Segundo a ANEPC, a DON é o documento que, anualmente, define os meios e estabelece a arquitetura da estrutura de direção, comando e controlo do Sistema Integrado das Operações de Proteção e Socorro, além de estabelecer a forma como é assegurada a coordenação institucional, a regulação, a articulação e otimização das forças e organismos que integram o sistema.
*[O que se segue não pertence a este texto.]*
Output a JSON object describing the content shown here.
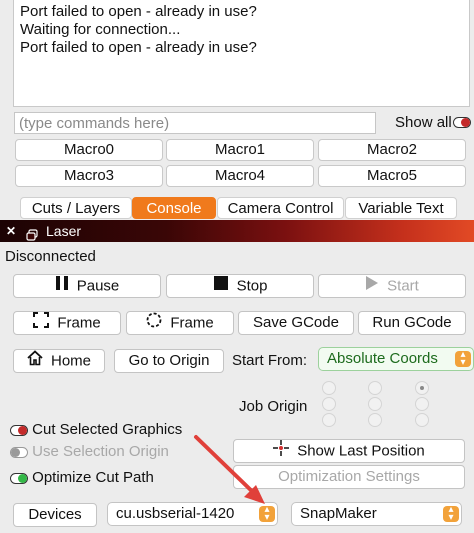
{
  "console": {
    "lines": [
      "Port failed to open - already in use?",
      "Waiting for connection...",
      "Port failed to open - already in use?"
    ],
    "command_placeholder": "(type commands here)",
    "show_all_label": "Show all",
    "macros": [
      "Macro0",
      "Macro1",
      "Macro2",
      "Macro3",
      "Macro4",
      "Macro5"
    ]
  },
  "tabs": [
    "Cuts / Layers",
    "Console",
    "Camera Control",
    "Variable Text"
  ],
  "active_tab": "Console",
  "laser": {
    "window_title": "Laser",
    "status": "Disconnected",
    "pause_label": "Pause",
    "stop_label": "Stop",
    "start_label": "Start",
    "frame_label": "Frame",
    "frame_circle_label": "Frame",
    "save_gcode_label": "Save GCode",
    "run_gcode_label": "Run GCode",
    "home_label": "Home",
    "go_to_origin_label": "Go to Origin",
    "start_from_label": "Start From:",
    "start_from_value": "Absolute Coords",
    "job_origin_label": "Job Origin",
    "cut_selected_label": "Cut Selected Graphics",
    "use_selection_origin_label": "Use Selection Origin",
    "show_last_position_label": "Show Last Position",
    "optimize_cut_path_label": "Optimize Cut Path",
    "optimization_settings_label": "Optimization Settings",
    "devices_label": "Devices",
    "port_value": "cu.usbserial-1420",
    "device_value": "SnapMaker"
  },
  "colors": {
    "accent": "#f07a1c",
    "annotation_arrow": "#e0403a",
    "toggle_on": "#33b847",
    "toggle_off_red": "#c42a2a"
  }
}
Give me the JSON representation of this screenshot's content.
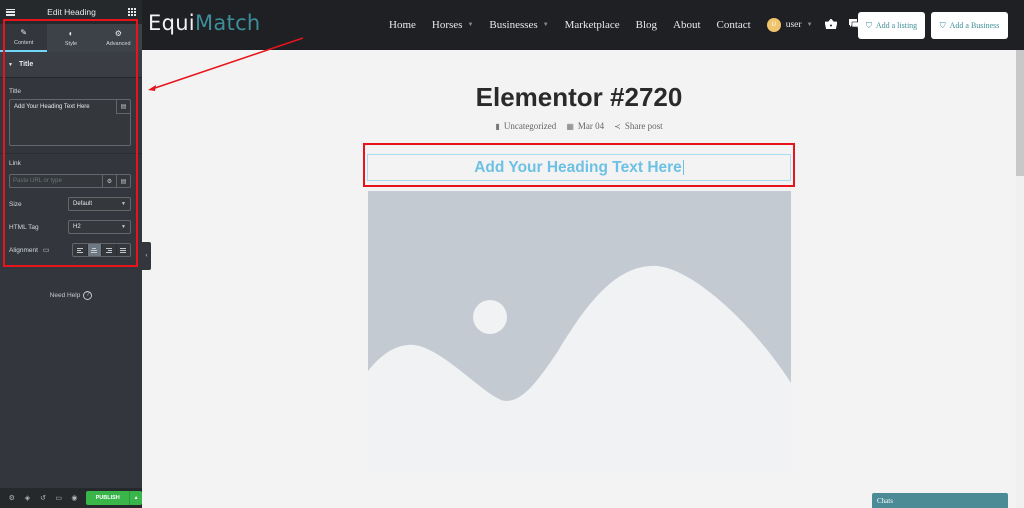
{
  "panel": {
    "header_title": "Edit Heading",
    "tabs": [
      {
        "label": "Content",
        "icon": "pencil-icon",
        "active": true
      },
      {
        "label": "Style",
        "icon": "half-circle-icon",
        "active": false
      },
      {
        "label": "Advanced",
        "icon": "gear-icon",
        "active": false
      }
    ],
    "section_title": "Title",
    "title_label": "Title",
    "title_value": "Add Your Heading Text Here",
    "link_label": "Link",
    "link_placeholder": "Paste URL or type",
    "size_label": "Size",
    "size_value": "Default",
    "html_tag_label": "HTML Tag",
    "html_tag_value": "H2",
    "alignment_label": "Alignment",
    "alignment_options": [
      "left",
      "center",
      "right",
      "justify"
    ],
    "alignment_selected": "center",
    "need_help": "Need Help",
    "publish_label": "PUBLISH",
    "accent_color": "#39b54a"
  },
  "site": {
    "logo_part1": "Equi",
    "logo_part2": "Match",
    "nav": [
      {
        "label": "Home",
        "dropdown": false
      },
      {
        "label": "Horses",
        "dropdown": true
      },
      {
        "label": "Businesses",
        "dropdown": true
      },
      {
        "label": "Marketplace",
        "dropdown": false
      },
      {
        "label": "Blog",
        "dropdown": false
      },
      {
        "label": "About",
        "dropdown": false
      },
      {
        "label": "Contact",
        "dropdown": false
      }
    ],
    "user_initial": "U",
    "user_name": "user",
    "add_listing": "Add a listing",
    "add_business": "Add a Business",
    "brand_color": "#3e8e9a"
  },
  "content": {
    "page_title": "Elementor #2720",
    "category": "Uncategorized",
    "date": "Mar 04",
    "share": "Share post",
    "heading_text": "Add Your Heading Text Here",
    "heading_color": "#6ec1e4",
    "chats_label": "Chats"
  }
}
Apresentação oficial em Ourém

O DECIR 2024 será apresentado numa sessão pública agendada também para esta terça-feira em Ourém, no distrito de Santarém, numa cerimónia presidida pela ministra da Administração Interna, Margarida Blasco.

A aprovação e apresentação do DECIR acontecem este ano quase em simultâneo com o primeiro reforço de meios de combate aos incêndios, que terá lugar na quarta-feira.

Numa nota divulgada nas redes sociais, a Proteção Civil refere que na reunião de hoje foi também aprovada a Diretiva Integrada de Deteção e Vigilância de Incêndios Rurais (DIVDIR) para este ano, que estabelece mecanismos de coordenação entre as entidades do Sistema de Gestão Integrada de Fogos Rurais e outras instituições envolvidas nas operações de vigilância e deteção de incêndios rurais, de forma a garantir a otimização do emprego operacional dos sistemas de vigilância móvel, video-vigilância florestal, de vigilância aérea e da Rede Nacional de Postos de Vigia.

A Comissão Nacional de Proteção Civil aprovou ainda o regulamento de funcionamento dos Centros de Coordenação Operacional Nacional, Regional e Sub-regional, nos termos do Sistema Integrado de Operações de Proteção e Socorro.